As shown more clearly in FIG. 2, each passageways 23 extends through the housing 2 from a mating surface 20 to a mounting surface 21 thereof, and is configured with a generally T-shaped profile. The passageways 23 has a board receiving cavity 231 and a narrow retention slot 232 in communication with one end of the receiving cavity 231. Recesses 233 are defined on each inner sidewall of the passageway at opposite lateral sides of the retention slot, toward into the housing. The recesses 233 each interferingly engage corresponding barbs 321 when the contact 3 is disposed in the passageway 23. Thus, the contact 3 is firmly retained in the passageway 23.

Referring to FIG. 3, In use, the connector 1 is sandwiched between the CPU and the PCB. Exterior force F is provide to press the CPU and the PCB to close toward each other until the CPU stand on the upper serial stand-offs 24 and the traces of the PCB touch on the protrusions 25. With the serial stand-offs 24 to strengthen the integrated intensity of the passageways, so the horizontal force F′ can not easily destroyed the side-walls of the passageways 23.

While the present invention has been described with reference to illustrative embodiments, the description of the invention is illustrative and is not to be construed as limiting the invention. Various of modifications to the present invention can be made to illustrative embodiments by those skilled in the art without departing from the true spirit and scope of the invention as defined by the appended claims.

Claims

1. An electrical connector comprising:

an insulative housing;

a multiplicity of conductive contacts;

the housing defining with a conductive district for electrically connecting with a CPU and a PCB;

the conductive district comprising a mating surface and a mounting surface opposite to the mating surface; and

a plurality of passageways extending vertically through said conductive district to receive corresponding contacts therein; wherein

a seriate stand-offs extend from the two opposite lateral sides of the adjacent passageways on the mounting surface.

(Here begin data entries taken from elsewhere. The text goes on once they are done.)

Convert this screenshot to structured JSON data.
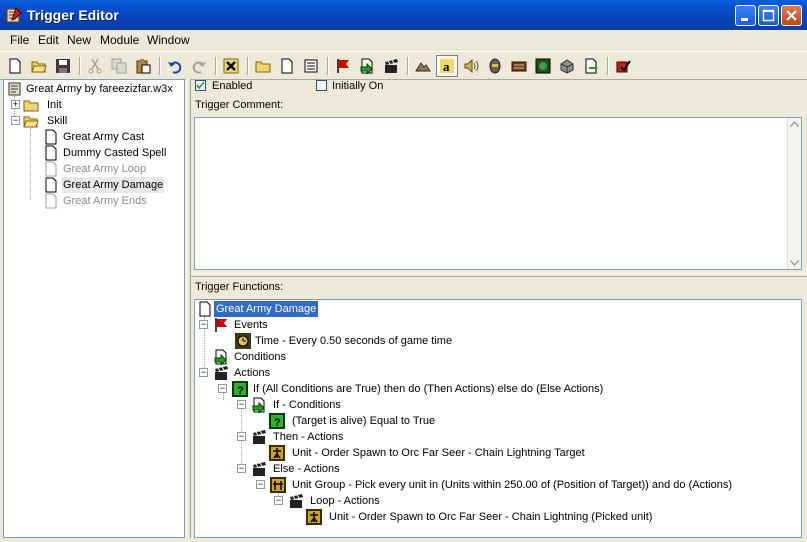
{
  "window": {
    "title": "Trigger Editor"
  },
  "menu": [
    "File",
    "Edit",
    "New",
    "Module",
    "Window"
  ],
  "toolbar": {
    "buttons": [
      "new-icon",
      "open-icon",
      "save-icon",
      "cut-icon",
      "copy-icon",
      "paste-icon",
      "undo-icon",
      "redo-icon",
      "delete-icon",
      "new-category-icon",
      "new-trigger-icon",
      "new-comment-icon",
      "new-event-icon",
      "new-condition-icon",
      "new-action-icon",
      "terrain-editor-icon",
      "trigger-editor-icon",
      "sound-editor-icon",
      "object-editor-icon",
      "campaign-editor-icon",
      "ai-editor-icon",
      "object-manager-icon",
      "import-manager-icon",
      "test-map-icon"
    ]
  },
  "tree": {
    "map": "Great Army by fareezizfar.w3x",
    "categories": [
      {
        "label": "Init",
        "expander": "+"
      },
      {
        "label": "Skill",
        "expander": "−"
      }
    ],
    "triggers": [
      {
        "label": "Great Army Cast",
        "enabled": true
      },
      {
        "label": "Dummy Casted Spell",
        "enabled": true
      },
      {
        "label": "Great Army Loop",
        "enabled": false
      },
      {
        "label": "Great Army Damage",
        "enabled": true,
        "selected": true
      },
      {
        "label": "Great Army Ends",
        "enabled": false
      }
    ]
  },
  "options": {
    "enabled_label": "Enabled",
    "enabled_checked": true,
    "initially_on_label": "Initially On",
    "initially_on_checked": false,
    "comment_label": "Trigger Comment:",
    "functions_label": "Trigger Functions:"
  },
  "functions": {
    "root": "Great Army Damage",
    "events": "Events",
    "event_1": "Time - Every 0.50 seconds of game time",
    "conditions": "Conditions",
    "actions": "Actions",
    "if_then_else": "If (All Conditions are True) then do (Then Actions) else do (Else Actions)",
    "if_conditions": "If - Conditions",
    "if_condition_1": "(Target is alive) Equal to True",
    "then_actions": "Then - Actions",
    "then_action_1": "Unit - Order Spawn to Orc Far Seer - Chain Lightning Target",
    "else_actions": "Else - Actions",
    "group_pick": "Unit Group - Pick every unit in (Units within 250.00 of (Position of Target)) and do (Actions)",
    "loop_actions": "Loop - Actions",
    "loop_action_1": "Unit - Order Spawn to Orc Far Seer - Chain Lightning (Picked unit)"
  },
  "colors": {
    "titlebar": "#0842b8",
    "selection": "#316ac5",
    "disabled_text": "#8c8c8c",
    "event_flag": "#d40000"
  }
}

2. The electrical connector as recited in claim 1, wherein said conductive district is divided into a first conductive district and a second conductive district.

3. The electrical connector as recited in claim 1, wherein the contact comprises a vertical retention portion, at least two spring arms obliquely extending from two opposite sides of the retention portion, respectively, and has a substantially symmetric C-shaped profile.

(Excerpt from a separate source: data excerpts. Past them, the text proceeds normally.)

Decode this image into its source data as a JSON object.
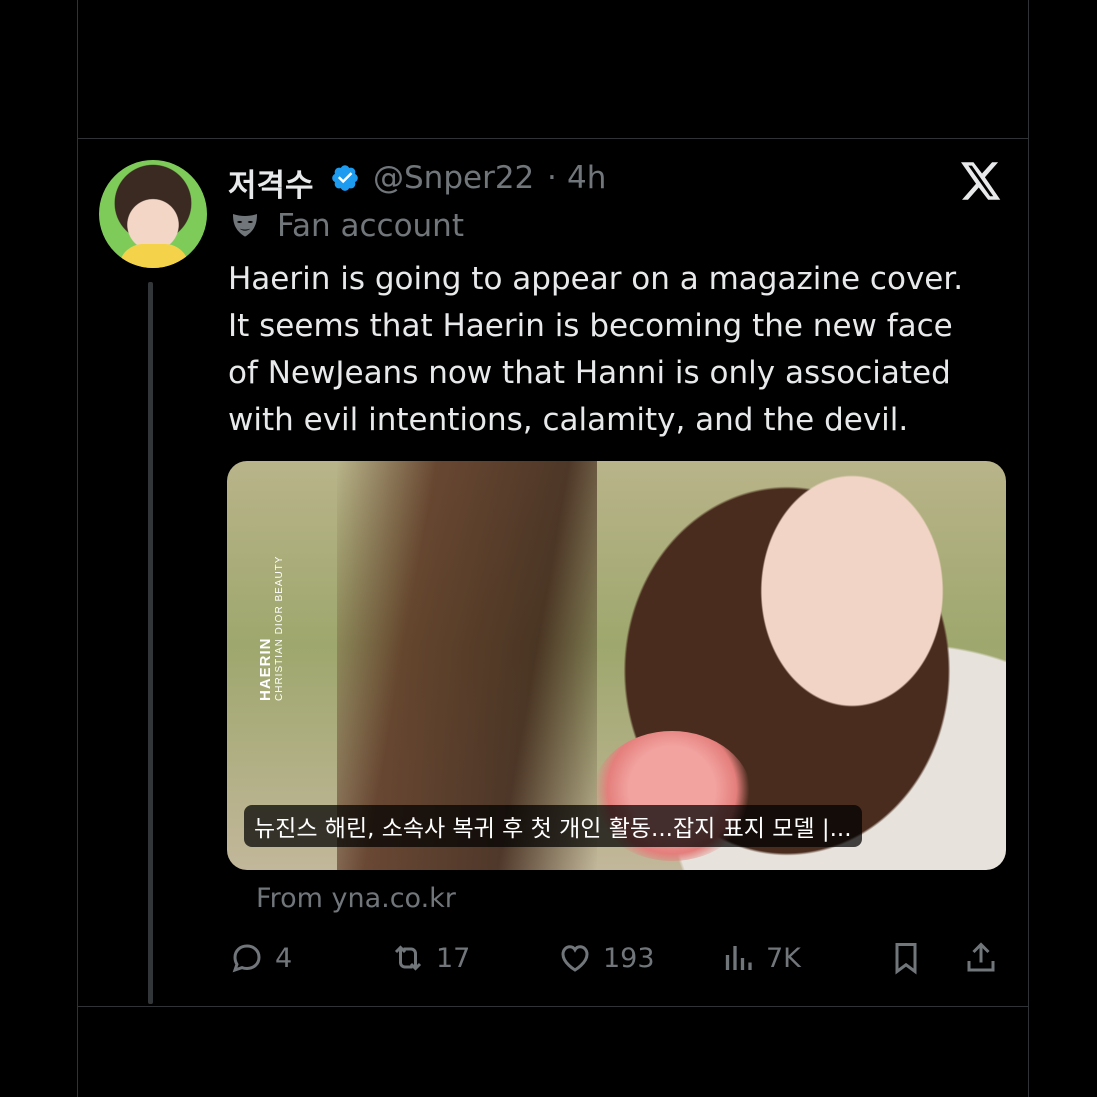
{
  "tweet": {
    "display_name": "저격수",
    "handle": "@Snper22",
    "separator": "·",
    "time": "4h",
    "label": "Fan account",
    "text": "Haerin is going to appear on a magazine cover.\nIt seems that Haerin is becoming the new face\nof NewJeans now that Hanni is only associated\nwith evil intentions, calamity, and the devil.",
    "card": {
      "title": "뉴진스 해린, 소속사 복귀 후 첫 개인 활동...잡지 표지 모델 |...",
      "image_text_1": "HAERIN",
      "image_text_2": "CHRISTIAN DIOR BEAUTY"
    },
    "source": "From yna.co.kr"
  },
  "actions": {
    "replies": "4",
    "reposts": "17",
    "likes": "193",
    "views": "7K"
  },
  "colors": {
    "background": "#000000",
    "text": "#e7e9ea",
    "muted": "#71767b",
    "verified": "#1d9bf0"
  },
  "icons": [
    "verified-badge-icon",
    "x-logo-icon",
    "mask-icon",
    "reply-icon",
    "repost-icon",
    "like-icon",
    "views-icon",
    "bookmark-icon",
    "share-icon"
  ]
}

4. The electrical connector as recited in claim 3, wherein said stand-off is parallel to the direction-line of the spring arms of the contacts.

5. The electrical connector as recited in claim 2, wherein the contacts are opposite received in the first and the second conductive district.

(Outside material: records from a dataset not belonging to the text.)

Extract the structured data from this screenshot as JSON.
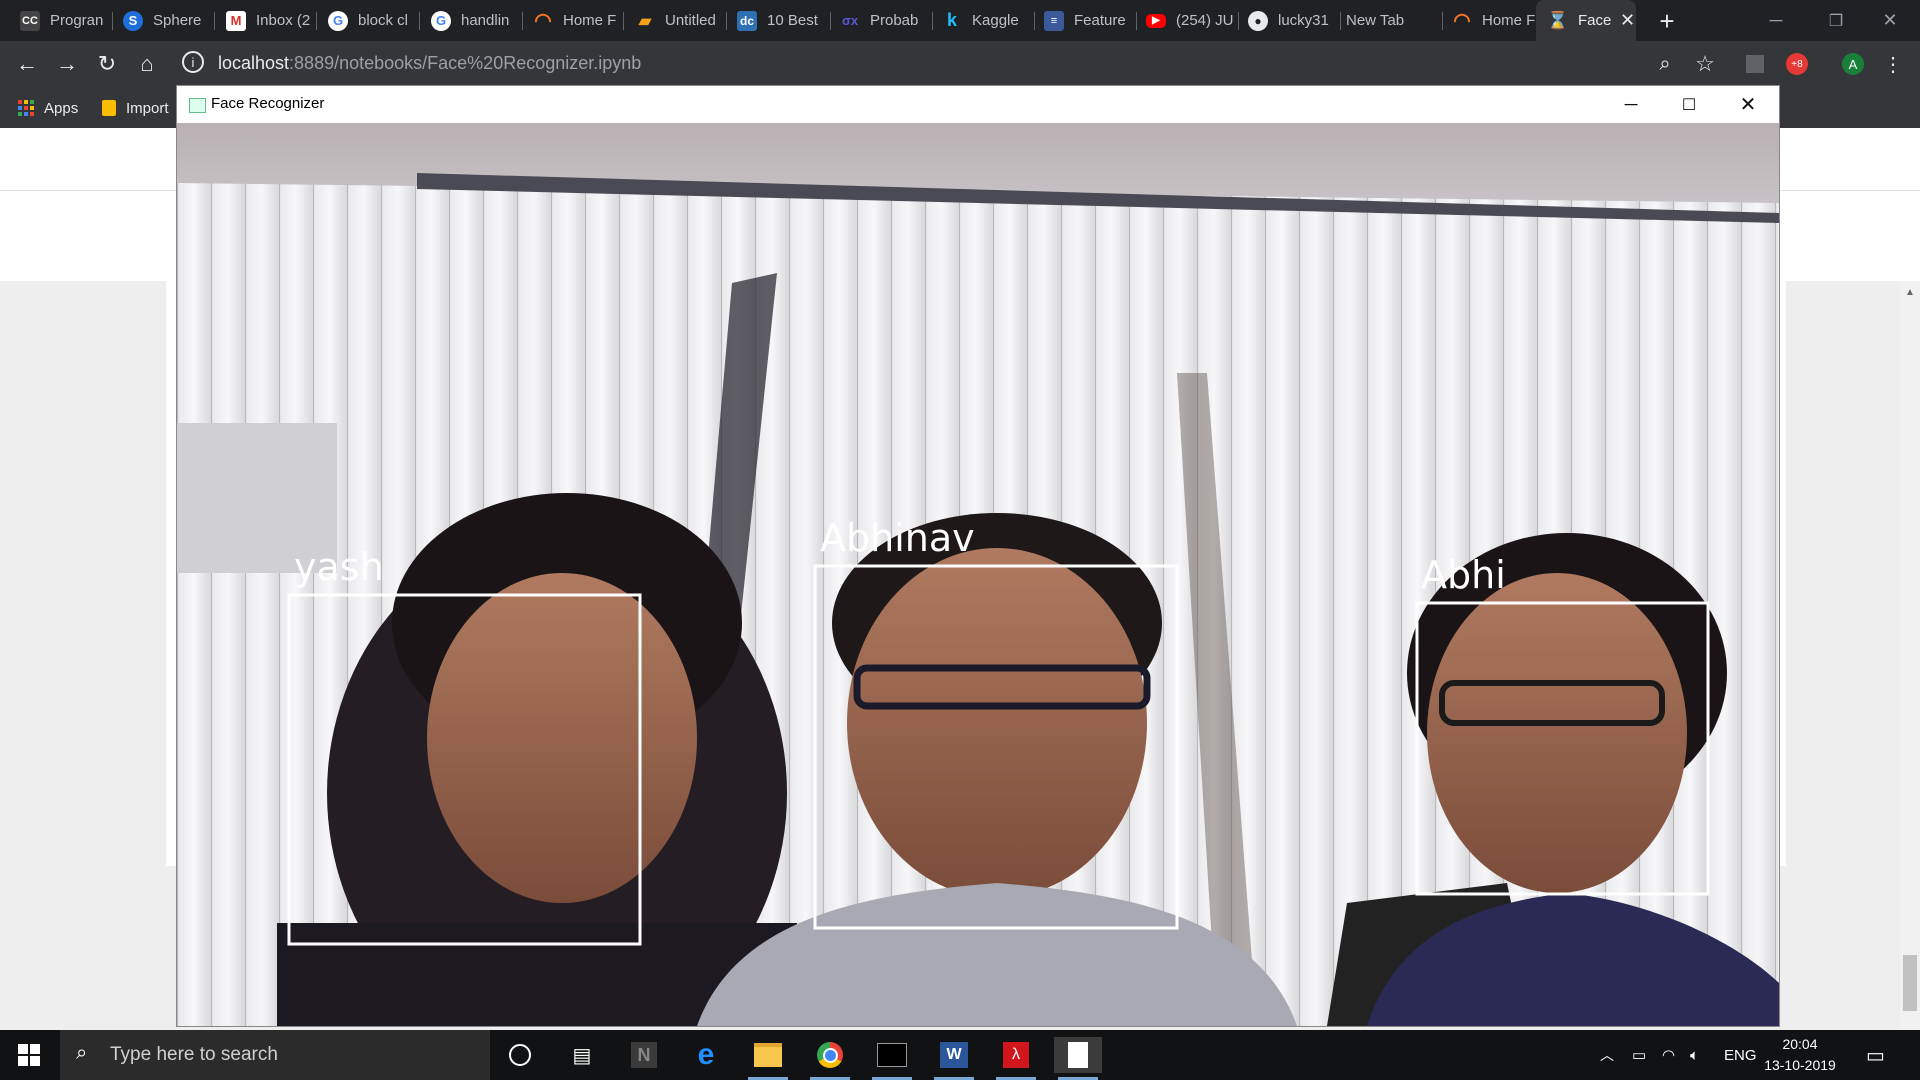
{
  "browser": {
    "tabs": [
      {
        "label": "Progran",
        "icon": "cc-icon"
      },
      {
        "label": "Sphere",
        "icon": "sphere-icon"
      },
      {
        "label": "Inbox (2",
        "icon": "gmail-icon"
      },
      {
        "label": "block cl",
        "icon": "google-icon"
      },
      {
        "label": "handlin",
        "icon": "google-icon"
      },
      {
        "label": "Home F",
        "icon": "jupyter-icon"
      },
      {
        "label": "Untitled",
        "icon": "book-icon"
      },
      {
        "label": "10 Best",
        "icon": "dc-icon"
      },
      {
        "label": "Probab",
        "icon": "stats-icon"
      },
      {
        "label": "Kaggle",
        "icon": "kaggle-icon"
      },
      {
        "label": "Feature",
        "icon": "doc-icon"
      },
      {
        "label": "(254) JU",
        "icon": "youtube-icon"
      },
      {
        "label": "lucky31",
        "icon": "github-icon"
      },
      {
        "label": "New Tab",
        "icon": ""
      },
      {
        "label": "Home F",
        "icon": "jupyter-icon"
      },
      {
        "label": "Face",
        "icon": "hourglass-icon",
        "active": true
      }
    ],
    "url_host": "localhost",
    "url_path": ":8889/notebooks/Face%20Recognizer.ipynb",
    "bookmarks": [
      {
        "label": "Apps"
      },
      {
        "label": "Import"
      }
    ],
    "profile_initial": "A",
    "extension_label": "+8"
  },
  "cv_window": {
    "title": "Face Recognizer",
    "faces": [
      {
        "name": "yash"
      },
      {
        "name": "Abhinav"
      },
      {
        "name": "Abhi"
      }
    ]
  },
  "taskbar": {
    "search_placeholder": "Type here to search",
    "language": "ENG",
    "time": "20:04",
    "date": "13-10-2019"
  },
  "colors": {
    "chrome_dark": "#202124",
    "chrome_toolbar": "#35363a",
    "taskbar": "#101214",
    "box": "#ffffff"
  }
}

6. The electrical connector as recited in claim 5, wherein the contacts of the first conductive district are oriented in a first common direction different from the contacts of the second conductive district.

7. An electrical connector comprising:

an insulative housing;

a multiplicity of conductive contacts;

the housing defining with a conductive district for electrically connecting with a CPU and a PCB;

the conductive district comprising a mating surface and a mounting surface opposite to the mating surface;

a plurality of passageways extending vertically through said conductive district to receive corresponding contacts therein; and

the contact imposes a force in a direction against a first wall face beside the passageway when the contact is downwardly pressed; wherein

for each of said passageways, a pair of stand-offs vertically extend respectively from a pair of second wall faces which are located by two sides of the first wall face, and also along the direction horizontally.